To calculate the probability in both parts of the question, we will use the z-score formula.
The z-score formula is given as follows:
z = (x - μ) / σ
where:
- x is the value you are interested in (e.g., salary),
- μ is the mean of the population (given as $88,000),
- σ is the standard deviation of the population (given as $8,550).
(a) To find the probability that a randomly selected labor relation manager earned more than $99,600 in 2003, we need to calculate the z-score for $99,600 and find the area under the normal distribution curve above that z-score.
z = (99,600 - 88,000) / 8,550
z = 1.36 (rounded to two decimal places)
Next, we need to find the area to the right of the z-score of 1.36 (which represents earning more than $99,600).
Using a standard normal distribution table or calculator, the probability corresponding to a z-score of 1.36 is approximately 0.0869.
So, the probability that a randomly selected labor relation manager earned more than $99,600 in 2003 is approximately 0.0869 or 8.69% (rounded to two decimal places).
(b) To find the probability that the sample mean annual salary falls between $85,600 and $88,900, we need to calculate the z-scores for both values and find the area under the normal distribution curve between those z-scores.
First, let's calculate the z-score for $85,600:
z1 = (85,600 - 88,000) / 8,550
z1 = -0.2815 (rounded to four decimal places)

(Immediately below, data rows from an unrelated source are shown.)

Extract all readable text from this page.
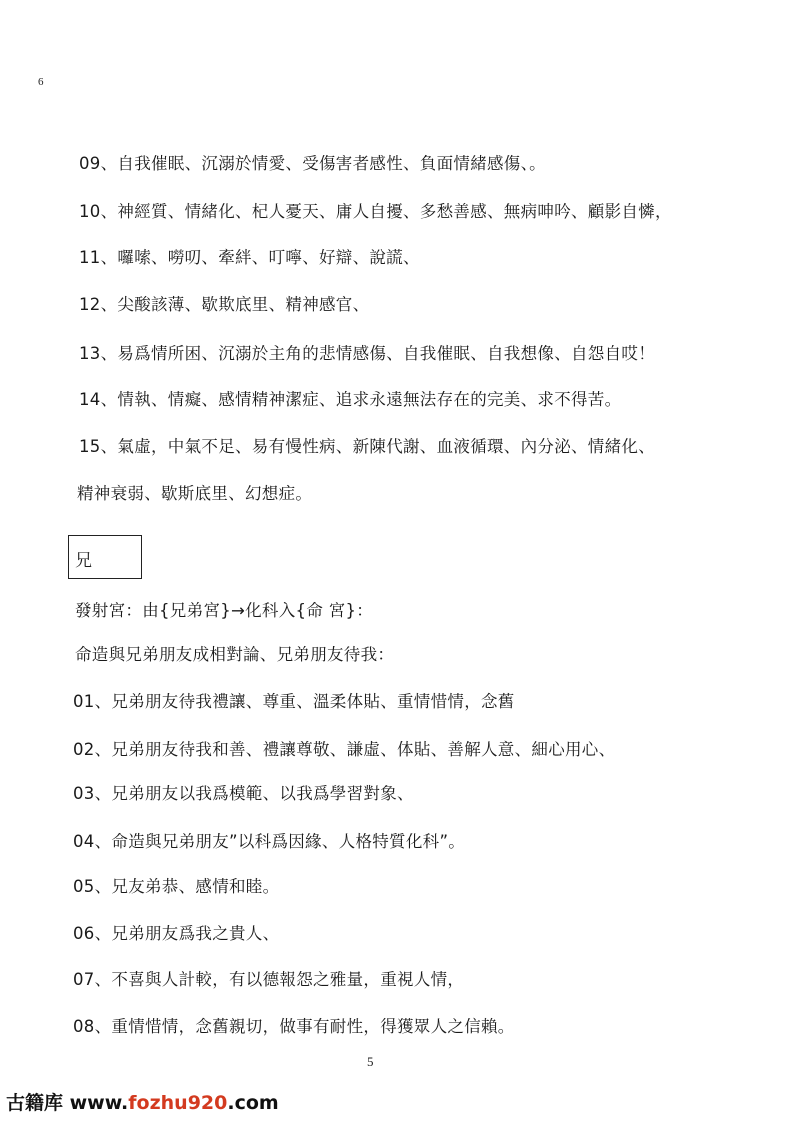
6
09、自我催眠、沉溺於情愛、受傷害者感性、負面情緒感傷、。
10、神經質、情緒化、杞人憂天、庸人自擾、多愁善感、無病呻吟、顧影自憐，
11、囉嗦、嘮叨、牽絆、叮嚀、好辯、說謊、
12、尖酸該薄、歇欺底里、精神感官、
13、易爲情所困、沉溺於主角的悲情感傷、自我催眠、自我想像、自怨自哎！
14、情執、情癡、感情精神潔症、追求永遠無法存在的完美、求不得苦。
15、氣虛，中氣不足、易有慢性病、新陳代謝、血液循環、內分泌、情緒化、
精神衰弱、歇斯底里、幻想症。
兄
發射宮：由{兄弟宮}→化科入{命 宮}：
命造與兄弟朋友成相對論、兄弟朋友待我：
01、兄弟朋友待我禮讓、尊重、溫柔体貼、重情惜情，念舊
02、兄弟朋友待我和善、禮讓尊敬、謙虛、体貼、善解人意、細心用心、
03、兄弟朋友以我爲模範、以我爲學習對象、
04、命造與兄弟朋友”以科爲因緣、人格特質化科”。
05、兄友弟恭、感情和睦。
06、兄弟朋友爲我之貴人、
07、不喜與人計較，有以德報怨之雅量，重視人情，
08、重情惜情，念舊親切，做事有耐性，得獲眾人之信賴。
5
古籍库 www.fozhu920.com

Next, let's calculate the z-score for $88,900:
z2 = (88,900 - 88,000) / 8,550
z2 = 0.1058 (rounded to four decimal places)
Now, we need to find the area between these two z-scores.
Using a standard normal distribution table or calculator, we can find the probability associated with z1 (-0.2815) and z2 (0.1058) and subtract the smaller probability from the larger probability to get the desired result.
The probability corresponding to z1 (-0.2815) is approximately 0.3882, and the probability corresponding to z2 (0.1058) is approximately 0.5424.
So, the probability that the sample mean annual salary falls between $85,600 and $88,900 for a sample of 18 labor relation managers is approximately 0.5424 - 0.3882 = 0.1542 or 15.42% (rounded to two decimal places).